“Ibuku cuma bilang kalau Eyang sakit. Terus aku disuruh banyak-banyak berdoa buat kesembuhan Eyang. Tapi tidak cerita banyak. Lagi pula, aku kan jauh. Pasti dianggap tidak terlalu berguna kalau pun diberi banyak cerita.”
“Iya juga sih. Kalau aku kan memang satu kampung dengan Tante Lin, Eyang, dengan ibumu juga. Jadi, ya sudah pasti banyak yang aku dengar.”
“Terus-terus, apa lagi?” tanya Halimah penasaran karena kali ini dia menyadari bahwa dia telah ketinggalan sangat jauh. Halimah berpikir, kalau sudah seheboh itu, berarti urusan ini adalah masalah keluarga besar, tidak hanya antara tante dan omnya yang bercerai saja. Dengan demikian, dia juga berhak tahu.
“Dik Imah, kamu tahu enggak, gara-gara masalah ini, keluarga kita jadi bahan omongan. Di mana-mana semua orang bergosip, ngomongin kita.”
Halimah bisa membayangkan betapa ramai tanah kelahirannya dengan berita menggemparkan ini.
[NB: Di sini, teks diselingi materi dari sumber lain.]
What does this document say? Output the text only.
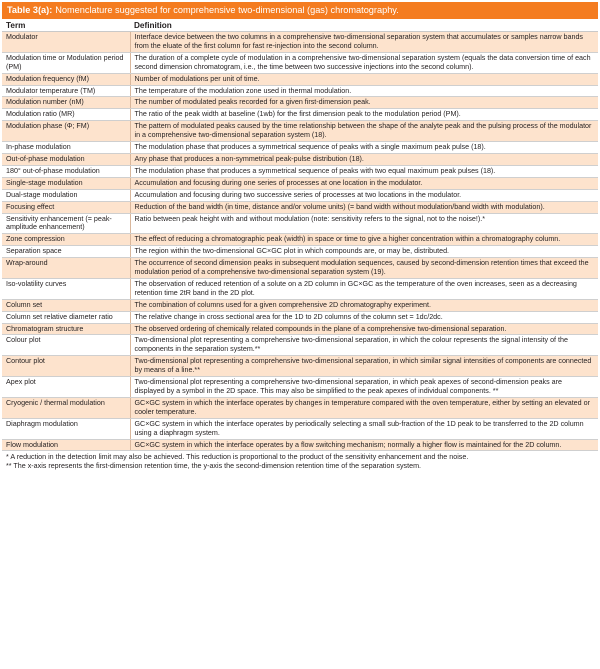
Table 3(a): Nomenclature suggested for comprehensive two-dimensional (gas) chromatography.
Term	Definition
Modulator	Interface device between the two columns in a comprehensive two-dimensional separation system that accumulates or samples narrow bands from the eluate of the first column for fast re-injection into the second column.
Modulation time or Modulation period (PM)	The duration of a complete cycle of modulation in a comprehensive two-dimensional separation system (equals the data conversion time of each second dimension chromatogram, i.e., the time between two successive injections into the second column).
Modulation frequency (fM)	Number of modulations per unit of time.
Modulator temperature (TM)	The temperature of the modulation zone used in thermal modulation.
Modulation number (nM)	The number of modulated peaks recorded for a given first-dimension peak.
Modulation ratio (MR)	The ratio of the peak width at baseline (1wb) for the first dimension peak to the modulation period (PM).
Modulation phase (Φ; FM)	The pattern of modulated peaks caused by the time relationship between the shape of the analyte peak and the pulsing process of the modulator in a comprehensive two-dimensional separation system (18).
In-phase modulation	The modulation phase that produces a symmetrical sequence of peaks with a single maximum peak pulse (18).
Out-of-phase modulation	Any phase that produces a non-symmetrical peak-pulse distribution (18).
180° out-of-phase modulation	The modulation phase that produces a symmetrical sequence of peaks with two equal maximum peak pulses (18).
Single-stage modulation	Accumulation and focusing during one series of processes at one location in the modulator.
Dual-stage modulation	Accumulation and focusing during two successive series of processes at two locations in the modulator.
Focusing effect	Reduction of the band width (in time, distance and/or volume units) (= band width without modulation/band width with modulation).
Sensitivity enhancement (= peak-amplitude enhancement)	Ratio between peak height with and without modulation (note: sensitivity refers to the signal, not to the noise!).*
Zone compression	The effect of reducing a chromatographic peak (width) in space or time to give a higher concentration within a chromatography column.
Separation space	The region within the two-dimensional GC×GC plot in which compounds are, or may be, distributed.
Wrap-around	The occurrence of second dimension peaks in subsequent modulation sequences, caused by second-dimension retention times that exceed the modulation period of a comprehensive two-dimensional separation system (19).
Iso-volatility curves	The observation of reduced retention of a solute on a 2D column in GC×GC as the temperature of the oven increases, seen as a decreasing retention time 2tR band in the 2D plot.
Column set	The combination of columns used for a given comprehensive 2D chromatography experiment.
Column set relative diameter ratio	The relative change in cross sectional area for the 1D to 2D columns of the column set = 1dc/2dc.
Chromatogram structure	The observed ordering of chemically related compounds in the plane of a comprehensive two-dimensional separation.
Colour plot	Two-dimensional plot representing a comprehensive two-dimensional separation, in which the colour represents the signal intensity of the components in the separation system.**
Contour plot	Two-dimensional plot representing a comprehensive two-dimensional separation, in which similar signal intensities of components are connected by means of a line.**
Apex plot	Two-dimensional plot representing a comprehensive two-dimensional separation, in which peak apexes of second-dimension peaks are displayed by a symbol in the 2D space. This may also be simplified to the peak apexes of individual components. **
Cryogenic / thermal modulation	GC×GC system in which the interface operates by changes in temperature compared with the oven temperature, either by setting an elevated or cooler temperature.
Diaphragm modulation	GC×GC system in which the interface operates by periodically selecting a small sub-fraction of the 1D peak to be transferred to the 2D column using a diaphragm system.
Flow modulation	GC×GC system in which the interface operates by a flow switching mechanism; normally a higher flow is maintained for the 2D column.
* A reduction in the detection limit may also be achieved. This reduction is proportional to the product of the sensitivity enhancement and the noise.
** The x-axis represents the first-dimension retention time, the y-axis the second-dimension retention time of the separation system.
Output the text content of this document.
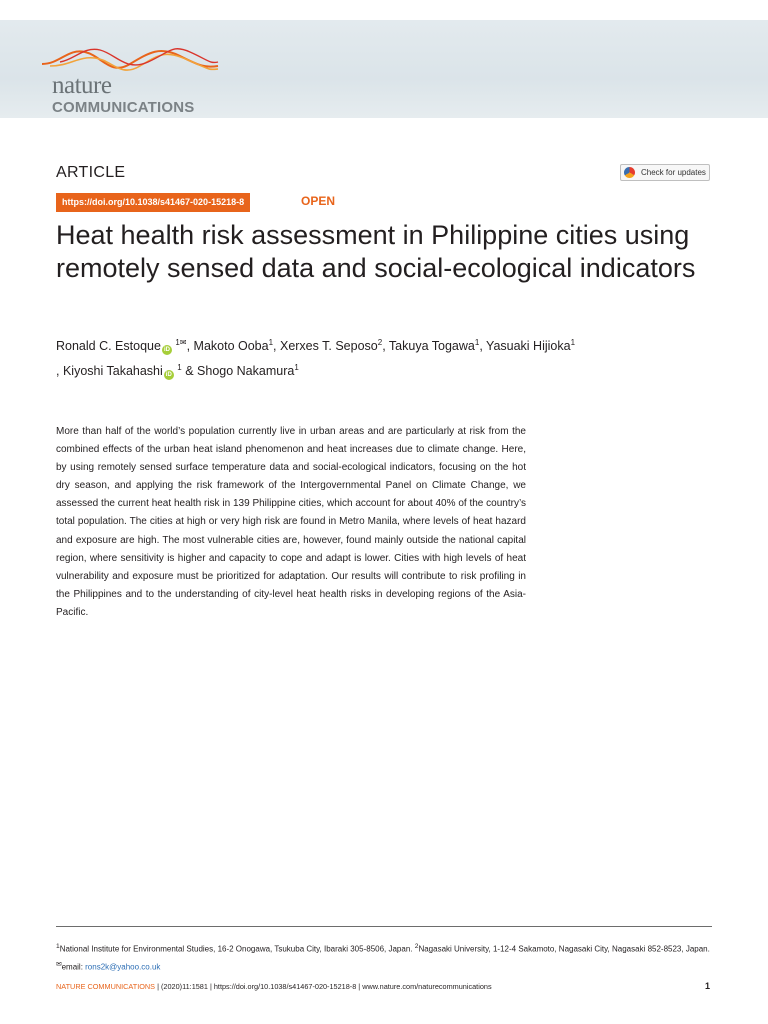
nature
COMMUNICATIONS
ARTICLE	Check for updates
https://doi.org/10.1038/s41467-020-15218-8	OPEN
Heat health risk assessment in Philippine cities using remotely sensed data and social-ecological indicators

Ronald C. Estoque iD $^{1✉}$, Makoto Ooba$^1$, Xerxes T. Seposo$^2$, Takuya Togawa$^1$, Yasuaki Hijioka$^1$
, Kiyoshi Takahashi iD $^1$ & Shogo Nakamura$^1$

More than half of the world’s population currently live in urban areas and are particularly at risk from the combined effects of the urban heat island phenomenon and heat increases due to climate change. Here, by using remotely sensed surface temperature data and social-ecological indicators, focusing on the hot dry season, and applying the risk framework of the Intergovernmental Panel on Climate Change, we assessed the current heat health risk in 139 Philippine cities, which account for about 40% of the country’s total population. The cities at high or very high risk are found in Metro Manila, where levels of heat hazard and exposure are high. The most vulnerable cities are, however, found mainly outside the national capital region, where sensitivity is higher and capacity to cope and adapt is lower. Cities with high levels of heat vulnerability and exposure must be prioritized for adaptation. Our results will contribute to risk profiling in the Philippines and to the understanding of city-level heat health risks in developing regions of the Asia-Pacific.

$^1$National Institute for Environmental Studies, 16-2 Onogawa, Tsukuba City, Ibaraki 305-8506, Japan. $^2$Nagasaki University, 1-12-4 Sakamoto, Nagasaki City, Nagasaki 852-8523, Japan. ✉email: rons2k@yahoo.co.uk

NATURE COMMUNICATIONS | (2020)11:1581 | https://doi.org/10.1038/s41467-020-15218-8 | www.nature.com/naturecommunications	1
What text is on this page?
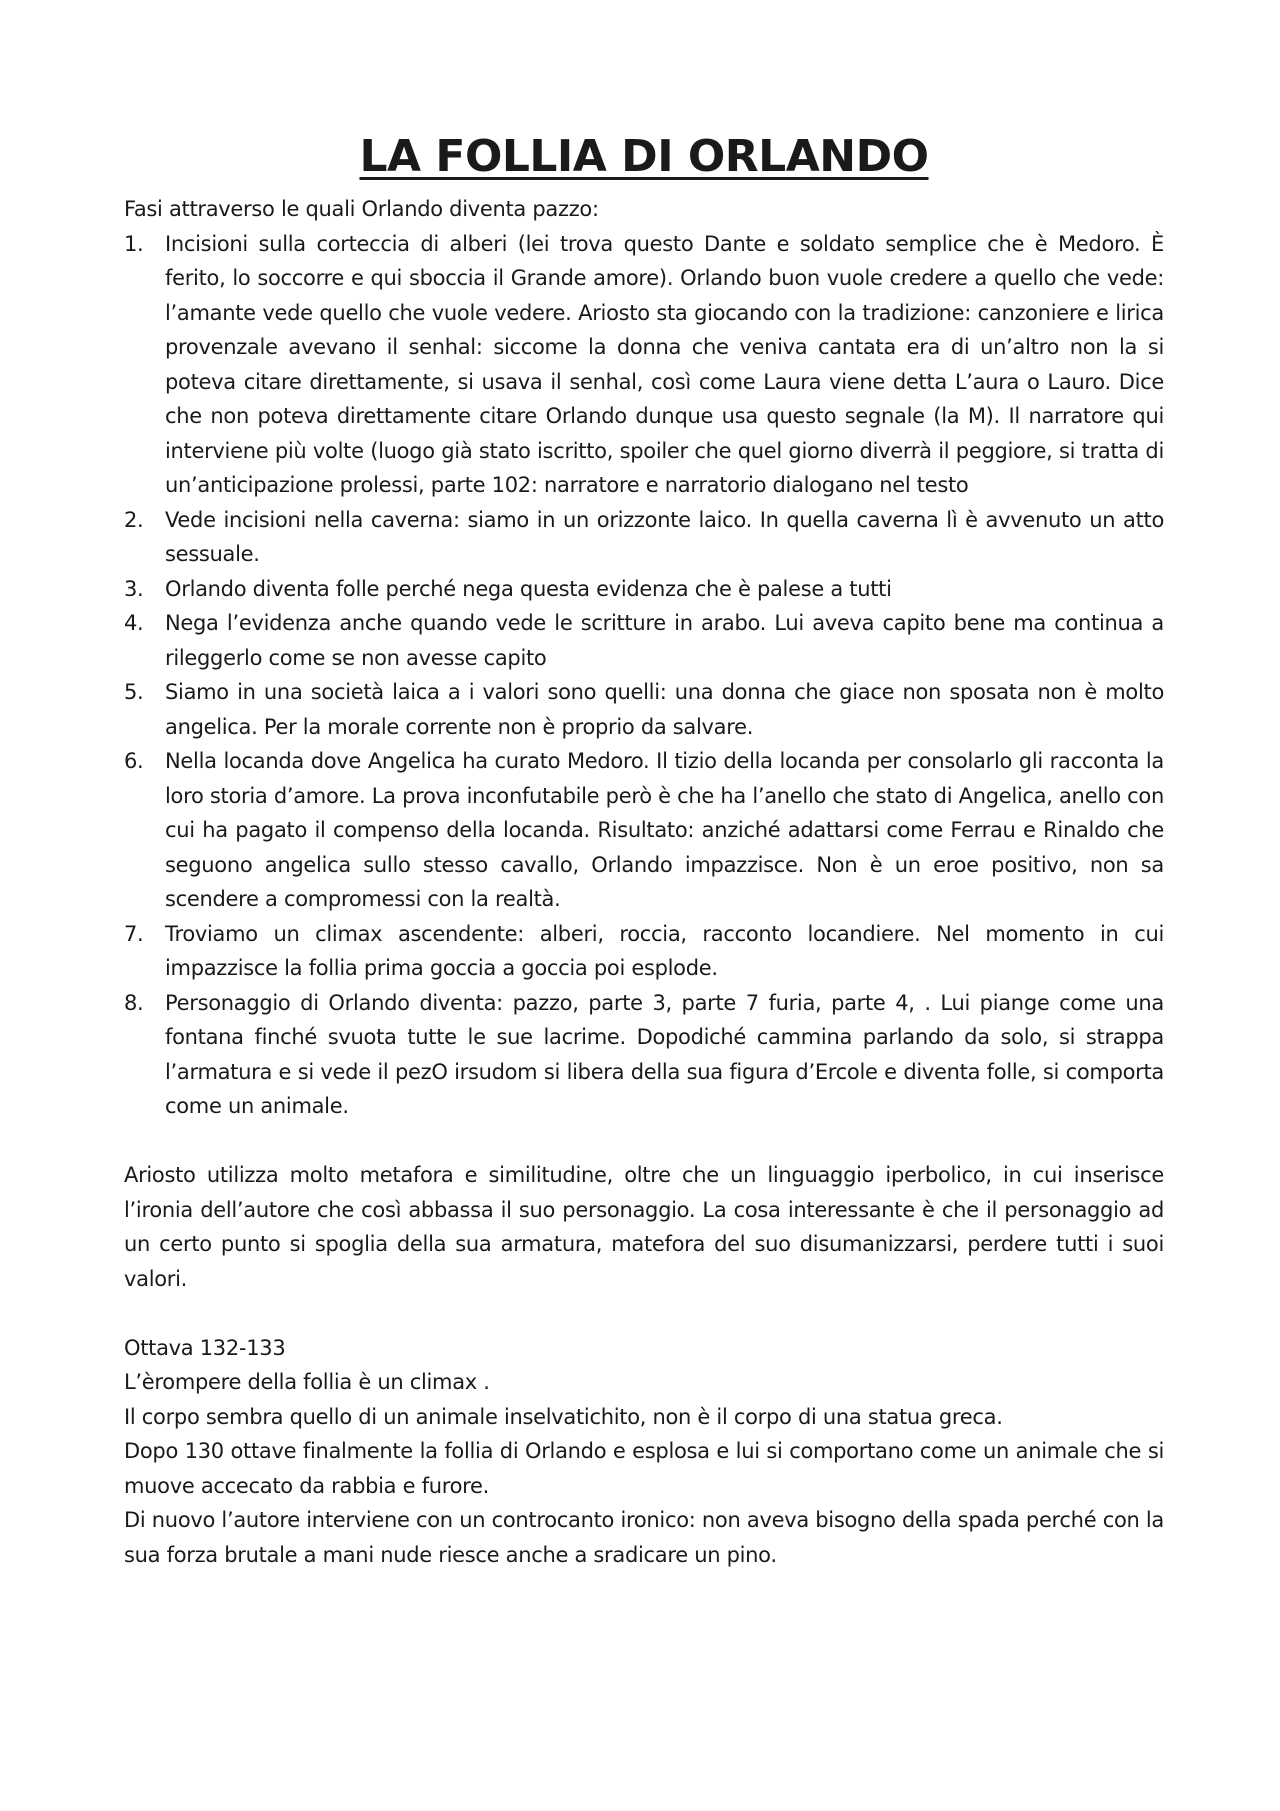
LA FOLLIA DI ORLANDO

Fasi attraverso le quali Orlando diventa pazzo:

1.	Incisioni sulla corteccia di alberi (lei trova questo Dante e soldato semplice che è Medoro. È ferito, lo soccorre e qui sboccia il Grande amore). Orlando buon vuole credere a quello che vede: l’amante vede quello che vuole vedere. Ariosto sta giocando con la tradizione: canzoniere e lirica provenzale avevano il senhal: siccome la donna che veniva cantata era di un’altro non la si poteva citare direttamente, si usava il senhal, così come Laura viene detta L’aura o Lauro. Dice che non poteva direttamente citare Orlando dunque usa questo segnale (la M). Il narratore qui interviene più volte (luogo già stato iscritto, spoiler che quel giorno diverrà il peggiore, si tratta di un’anticipazione prolessi, parte 102: narratore e narratorio dialogano nel testo
2.	Vede incisioni nella caverna: siamo in un orizzonte laico. In quella caverna lì è avvenuto un atto sessuale.
3.	Orlando diventa folle perché nega questa evidenza che è palese a tutti
4.	Nega l’evidenza anche quando vede le scritture in arabo. Lui aveva capito bene ma continua a rileggerlo come se non avesse capito
5.	Siamo in una società laica a i valori sono quelli: una donna che giace non sposata non è molto angelica. Per la morale corrente non è proprio da salvare.
6.	Nella locanda dove Angelica ha curato Medoro. Il tizio della locanda per consolarlo gli racconta la loro storia d’amore. La prova inconfutabile però è che ha l’anello che stato di Angelica, anello con cui ha pagato il compenso della locanda. Risultato: anziché adattarsi come Ferrau e Rinaldo che seguono angelica sullo stesso cavallo, Orlando impazzisce. Non è un eroe positivo, non sa scendere a compromessi con la realtà.
7.	Troviamo un climax ascendente: alberi, roccia, racconto locandiere. Nel momento in cui impazzisce la follia prima goccia a goccia poi esplode.
8.	Personaggio di Orlando diventa: pazzo, parte 3, parte 7 furia, parte 4, . Lui piange come una fontana finché svuota tutte le sue lacrime. Dopodiché cammina parlando da solo, si strappa l’armatura e si vede il pezO irsudom si libera della sua figura d’Ercole e diventa folle, si comporta come un animale.

Ariosto utilizza molto metafora e similitudine, oltre che un linguaggio iperbolico, in cui inserisce l’ironia dell’autore che così abbassa il suo personaggio. La cosa interessante è che il personaggio ad un certo punto si spoglia della sua armatura, matefora del suo disumanizzarsi, perdere tutti i suoi valori.

Ottava 132-133

L’èrompere della follia è un climax .

Il corpo sembra quello di un animale inselvatichito, non è il corpo di una statua greca.

Dopo 130 ottave finalmente la follia di Orlando e esplosa e lui si comportano come un animale che si muove accecato da rabbia e furore.

Di nuovo l’autore interviene con un controcanto ironico: non aveva bisogno della spada perché con la sua forza brutale a mani nude riesce anche a sradicare un pino.
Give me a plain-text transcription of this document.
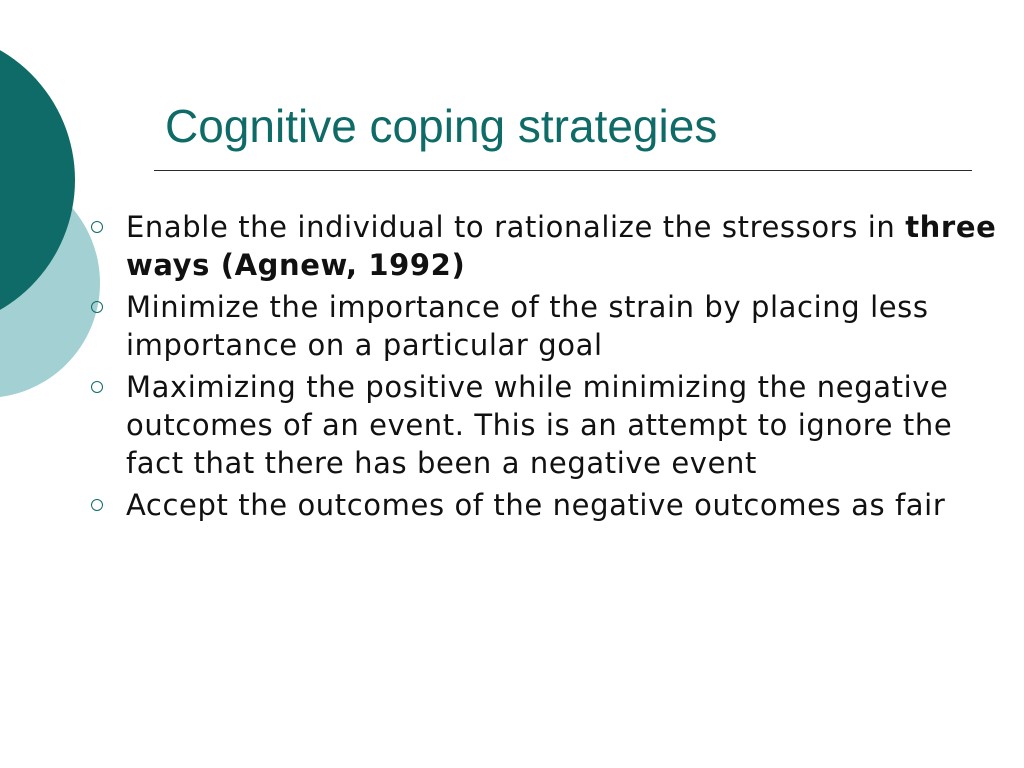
Cognitive coping strategies
Enable the individual to rationalize the stressors in three ways (Agnew, 1992)
Minimize the importance of the strain by placing less importance on a particular goal
Maximizing the positive while minimizing the negative outcomes of an event. This is an attempt to ignore the fact that there has been a negative event
Accept the outcomes of the negative outcomes as fair
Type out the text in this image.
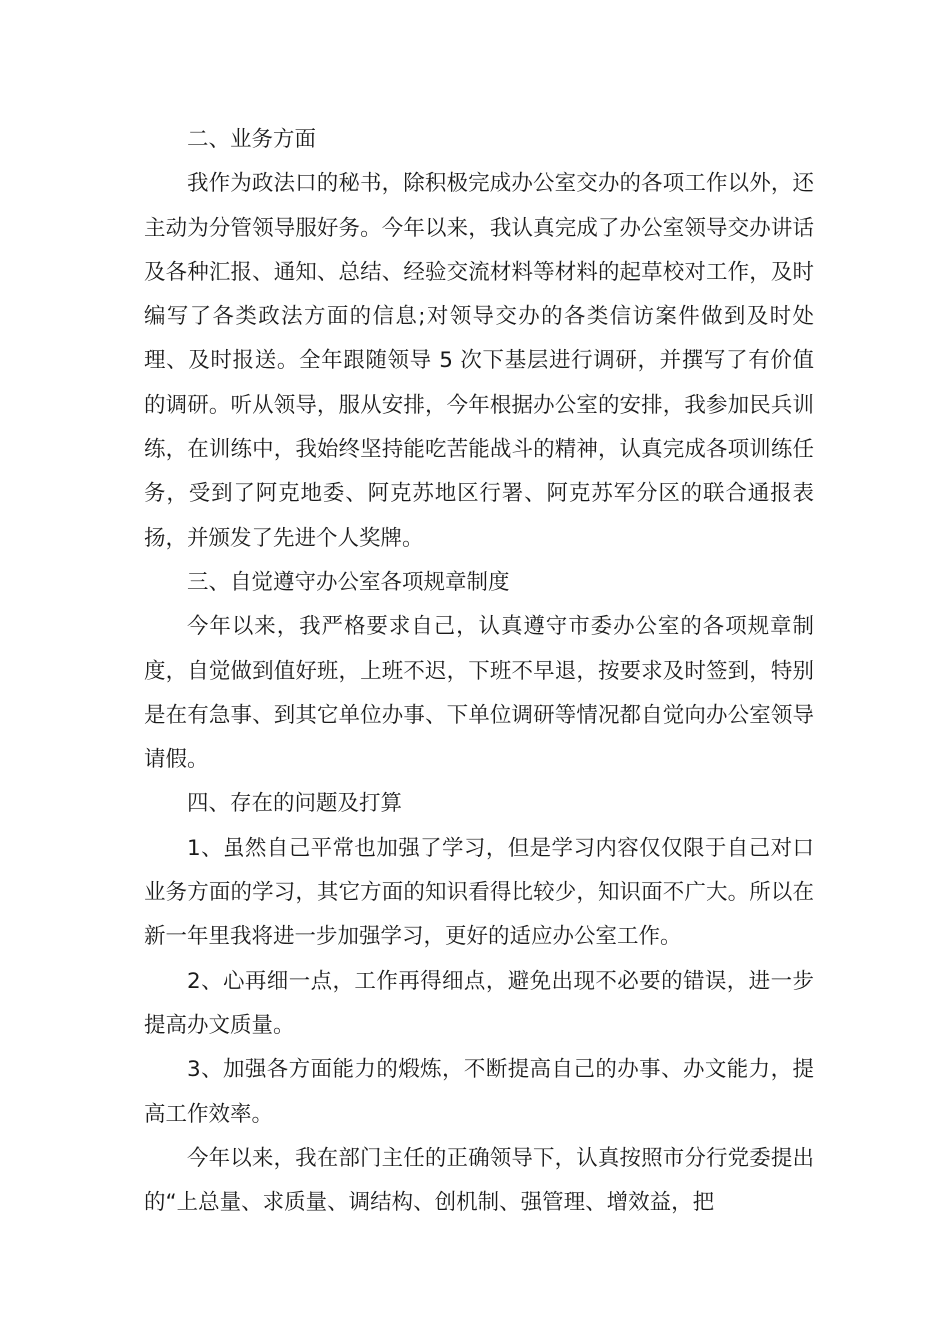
二、业务方面

我作为政法口的秘书，除积极完成办公室交办的各项工作以外，还主动为分管领导服好务。今年以来，我认真完成了办公室领导交办讲话及各种汇报、通知、总结、经验交流材料等材料的起草校对工作，及时编写了各类政法方面的信息;对领导交办的各类信访案件做到及时处理、及时报送。全年跟随领导 5 次下基层进行调研，并撰写了有价值的调研。听从领导，服从安排，今年根据办公室的安排，我参加民兵训练，在训练中，我始终坚持能吃苦能战斗的精神，认真完成各项训练任务，受到了阿克地委、阿克苏地区行署、阿克苏军分区的联合通报表扬，并颁发了先进个人奖牌。

三、自觉遵守办公室各项规章制度

今年以来，我严格要求自己，认真遵守市委办公室的各项规章制度，自觉做到值好班，上班不迟，下班不早退，按要求及时签到，特别是在有急事、到其它单位办事、下单位调研等情况都自觉向办公室领导请假。

四、存在的问题及打算

1、虽然自己平常也加强了学习，但是学习内容仅仅限于自己对口业务方面的学习，其它方面的知识看得比较少，知识面不广大。所以在新一年里我将进一步加强学习，更好的适应办公室工作。

2、心再细一点，工作再得细点，避免出现不必要的错误，进一步提高办文质量。

3、加强各方面能力的煅炼，不断提高自己的办事、办文能力，提高工作效率。

今年以来，我在部门主任的正确领导下，认真按照市分行党委提出的“上总量、求质量、调结构、创机制、强管理、增效益，把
Seorang putri bungsu pasangan Pak Haji dan Bu Hajah terpandang di kampung, menggugat cerai suaminya yang ketahuan berselingkuh. Semakin semarak, lantaran omnya Halimah adalah penduduk asli kampung Sumber Sono. Dengan demikian, meletuslah perang saudara dalam satu kampung tersebut dikarenakan setiap kerjadian yang diceritakan itu pasti memiliki dua versi. Pihak keluarga besar omnya Halimah tidak akan berpangku tangan melihat putra terbaik mereka dipojokkan dan dianggal tidak bermoral seperti itu.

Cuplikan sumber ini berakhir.